Watching dancers Maya Thickenthighya and Irina Kolesterolikova, one can't help but be moved — by their grace and precision, as well as to loud and hearty laughter.
If you're a bit puzzled, take a look at those names again and the gag should become clear: These are not traditional ballerinas. They are part of the marvelously witty 18-member troupe in drag called Les Ballets Trockadero de Monte Carlo. The Trocks perform a tongue-firmly-in-cheek parody of classical ballet that takes that same type of ballet very seriously.
Not surprisingly, the all-male lineup both amused and impressed its audience Sunday night at the Orpheum Theater.
The evening opened with Chopiniana, an abstract piece set to the music of Frederic Chopin that has neither a narrative nor specific characters. It is a “ballet blanc,” often considered the most classical form of ballet, and it is reminiscent of such famous works as Giselle and La Sylphide. Lovely nymphs glide across the stage, delicately enacting mazurkas and waltzes. Marat Legupski (Giovanni Ravelo) is the handsome but dim-witted youth partnered with the oft-exasperated Marina Plezegetovstageskaya (Roberto Forleo). The action in the background as ballerinas bickered, tried to one-up each other and messed up their steps elicited loud and appreciative guffaws.

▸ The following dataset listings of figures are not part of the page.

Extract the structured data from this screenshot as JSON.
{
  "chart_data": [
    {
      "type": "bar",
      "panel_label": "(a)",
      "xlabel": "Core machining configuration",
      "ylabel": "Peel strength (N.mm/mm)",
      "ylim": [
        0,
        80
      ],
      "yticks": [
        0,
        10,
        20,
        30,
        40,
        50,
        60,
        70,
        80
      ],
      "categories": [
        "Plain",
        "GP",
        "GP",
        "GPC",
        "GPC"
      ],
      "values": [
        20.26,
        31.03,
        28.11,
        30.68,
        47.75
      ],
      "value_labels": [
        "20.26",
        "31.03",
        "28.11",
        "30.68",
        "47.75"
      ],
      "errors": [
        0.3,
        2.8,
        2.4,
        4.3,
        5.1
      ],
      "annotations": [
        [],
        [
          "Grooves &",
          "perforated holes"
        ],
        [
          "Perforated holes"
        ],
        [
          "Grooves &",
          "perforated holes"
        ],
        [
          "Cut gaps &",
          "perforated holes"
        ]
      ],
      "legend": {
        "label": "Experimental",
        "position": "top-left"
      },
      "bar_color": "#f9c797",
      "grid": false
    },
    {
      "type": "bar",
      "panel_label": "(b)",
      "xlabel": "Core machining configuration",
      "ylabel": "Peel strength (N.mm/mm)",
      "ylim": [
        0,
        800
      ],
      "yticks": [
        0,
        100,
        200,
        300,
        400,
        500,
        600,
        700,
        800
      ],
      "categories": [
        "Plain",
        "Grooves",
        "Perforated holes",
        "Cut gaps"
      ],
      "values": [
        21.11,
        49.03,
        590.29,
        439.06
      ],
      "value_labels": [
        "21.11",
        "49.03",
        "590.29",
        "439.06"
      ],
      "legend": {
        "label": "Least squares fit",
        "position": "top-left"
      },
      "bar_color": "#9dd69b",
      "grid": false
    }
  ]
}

The modern and hilarious Go for Barocco followed, which the program described as the “stylistic heir to Balanchine's Middle-Blue-Verging-on-Black-and White period.” But his legendary status doesn't stop the Trocks from satirizing him with gleeful abandon. While three dancers strutted their stuff, two very serious avant-garde musicians accompanied them with toy xylophones and kazoos. Who knew bubble wrap and gargling could be so funny?
Then, of course, there was the Trocks' famous rendition of the Dying Swan, complete with molting feathers and limp, broken wings. It's an audience favorite for a reason.

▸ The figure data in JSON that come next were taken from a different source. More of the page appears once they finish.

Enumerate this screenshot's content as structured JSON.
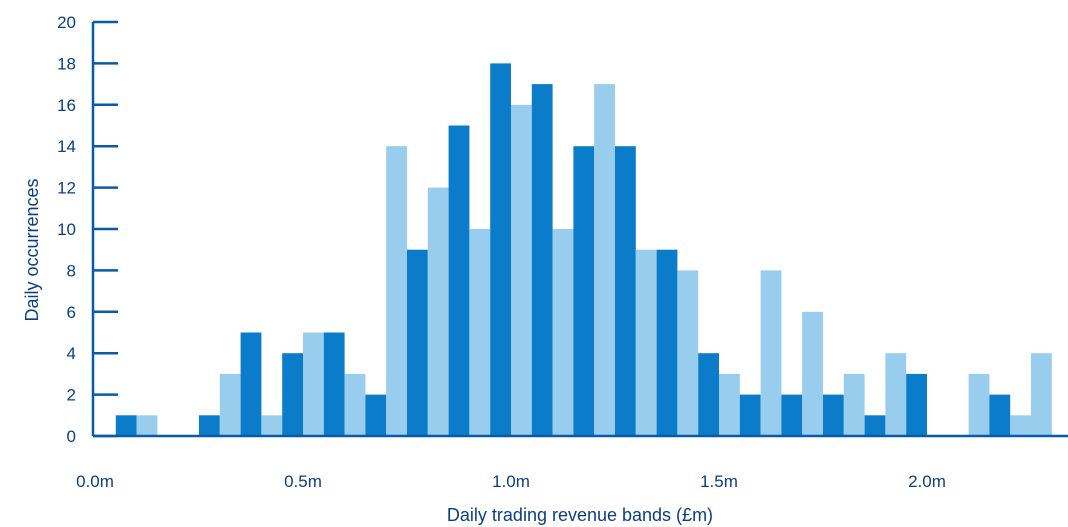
{
  "chart_data": {
    "type": "bar",
    "title": "",
    "xlabel": "Daily trading revenue bands (£m)",
    "ylabel": "Daily occurrences",
    "ylim": [
      0,
      20
    ],
    "yticks": [
      0,
      2,
      4,
      6,
      8,
      10,
      12,
      14,
      16,
      18,
      20
    ],
    "xlim": [
      0.0,
      2.3
    ],
    "xticks": [
      {
        "value": 0.0,
        "label": "0.0m"
      },
      {
        "value": 0.5,
        "label": "0.5m"
      },
      {
        "value": 1.0,
        "label": "1.0m"
      },
      {
        "value": 1.5,
        "label": "1.5m"
      },
      {
        "value": 2.0,
        "label": "2.0m"
      }
    ],
    "bin_width": 0.05,
    "bin_starts": [
      0.05,
      0.1,
      0.15,
      0.2,
      0.25,
      0.3,
      0.35,
      0.4,
      0.45,
      0.5,
      0.55,
      0.6,
      0.65,
      0.7,
      0.75,
      0.8,
      0.85,
      0.9,
      0.95,
      1.0,
      1.05,
      1.1,
      1.15,
      1.2,
      1.25,
      1.3,
      1.35,
      1.4,
      1.45,
      1.5,
      1.55,
      1.6,
      1.65,
      1.7,
      1.75,
      1.8,
      1.85,
      1.9,
      1.95,
      2.0,
      2.05,
      2.1,
      2.15,
      2.2,
      2.25
    ],
    "values": [
      1,
      1,
      0,
      0,
      1,
      3,
      5,
      1,
      4,
      5,
      5,
      3,
      2,
      14,
      9,
      12,
      15,
      10,
      18,
      16,
      17,
      10,
      14,
      17,
      14,
      9,
      9,
      8,
      4,
      3,
      2,
      8,
      2,
      6,
      2,
      3,
      1,
      4,
      3,
      0,
      0,
      3,
      2,
      1,
      4
    ],
    "bar_colors": [
      "#0a7cc9",
      "#98cdee",
      "#0a7cc9",
      "#98cdee",
      "#0a7cc9",
      "#98cdee",
      "#0a7cc9",
      "#98cdee",
      "#0a7cc9",
      "#98cdee",
      "#0a7cc9",
      "#98cdee",
      "#0a7cc9",
      "#98cdee",
      "#0a7cc9",
      "#98cdee",
      "#0a7cc9",
      "#98cdee",
      "#0a7cc9",
      "#98cdee",
      "#0a7cc9",
      "#98cdee",
      "#0a7cc9",
      "#98cdee",
      "#0a7cc9",
      "#98cdee",
      "#0a7cc9",
      "#98cdee",
      "#0a7cc9",
      "#98cdee",
      "#0a7cc9",
      "#98cdee",
      "#0a7cc9",
      "#98cdee",
      "#0a7cc9",
      "#98cdee",
      "#0a7cc9",
      "#98cdee",
      "#0a7cc9",
      "#98cdee",
      "#0a7cc9",
      "#98cdee",
      "#0a7cc9",
      "#98cdee",
      "#98cdee"
    ],
    "colors": {
      "dark": "#0a7cc9",
      "light": "#98cdee",
      "axis": "#0a5aa8",
      "text": "#0a3f86"
    }
  }
}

The Trocks rounded out the evening with the Walpurgis Night, which, they say, “Russians have long respected as a specimen of the Soviet balletic camp.” It's their version of the Bolshoi's original, and while certainly a hoot (how can satyrs not be worth a few chuckles?), it was even more full of gorgeous classical ballet. As the three nymphs did their beautiful dance with gauzy scarves, it was easy to forget they were men and just revel in the dancing.
Indeed, it's equally important to remember just how difficult it is for men to do what they're doing and with such apparent ease. In particular, on pointe technique requires dancers to balance on the tips of their toes. It's one thing for a size 0, less-than-100-pound ballerina to do so; quite another for a man weighing 150 or more.

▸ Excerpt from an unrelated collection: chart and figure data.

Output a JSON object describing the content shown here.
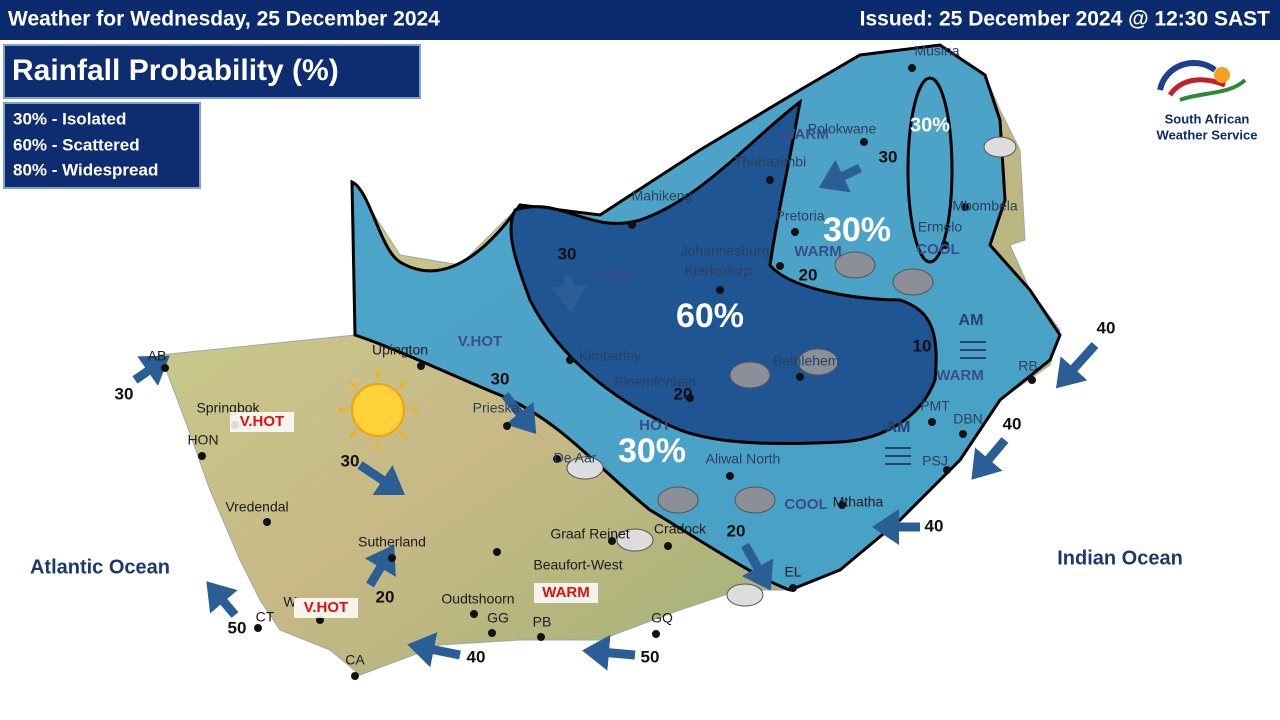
{
  "header": {
    "left": "Weather  for Wednesday, 25 December 2024",
    "right": "Issued: 25 December 2024  @ 12:30 SAST"
  },
  "title": "Rainfall  Probability (%)",
  "legend": [
    "30% - Isolated",
    "60% - Scattered",
    "80% - Widespread"
  ],
  "logo": [
    "South African",
    "Weather Service"
  ],
  "oceans": [
    "Atlantic Ocean",
    "Indian Ocean"
  ],
  "rain_probability": [
    "60%",
    "30%",
    "30%",
    "30%"
  ],
  "places": [
    "Musina",
    "Polokwane",
    "Thabazimbi",
    "Mahikeng",
    "Pretoria",
    "Johannesburg",
    "Klerksdorp",
    "Ermelo",
    "Mbombela",
    "Upington",
    "Kimberley",
    "Bloemfontein",
    "Bethlehem",
    "Prieska",
    "Aliwal North",
    "De Aar",
    "Cradock",
    "Mthatha",
    "Springbok",
    "HON",
    "Vredendal",
    "Sutherland",
    "Graaf Reinet",
    "Beaufort-West",
    "Oudtshoorn",
    "GG",
    "PB",
    "GQ",
    "CT",
    "W",
    "CA",
    "PMT",
    "DBN",
    "PSJ",
    "RB",
    "EL",
    "AB"
  ],
  "temperature_labels": [
    "WARM",
    "WARM",
    "COOL",
    "V.HOT",
    "V.HOT",
    "HOT",
    "WARM",
    "COOL",
    "V.HOT",
    "V.HOT",
    "WARM"
  ],
  "wind_speeds": [
    30,
    30,
    30,
    30,
    30,
    20,
    20,
    20,
    20,
    10,
    40,
    40,
    40,
    40,
    50,
    50
  ],
  "time_labels": [
    "AM",
    "AM"
  ]
}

Don't forget, too, the ability of a dancer to lift his pas de deux partner, who may weigh as much as he does, skyward. Impressive dancing, indeed.
In the end, the thing that audiences took away from Les Ballets Trockadero is the zany fun, the joyful playfulness and the high hilarity of classically trained dancers in drag. And that's probably just fine with the Thickenthighyas and the Kolesterolikovas who make up the troupe. To put it simply: The Trocks out and out rock.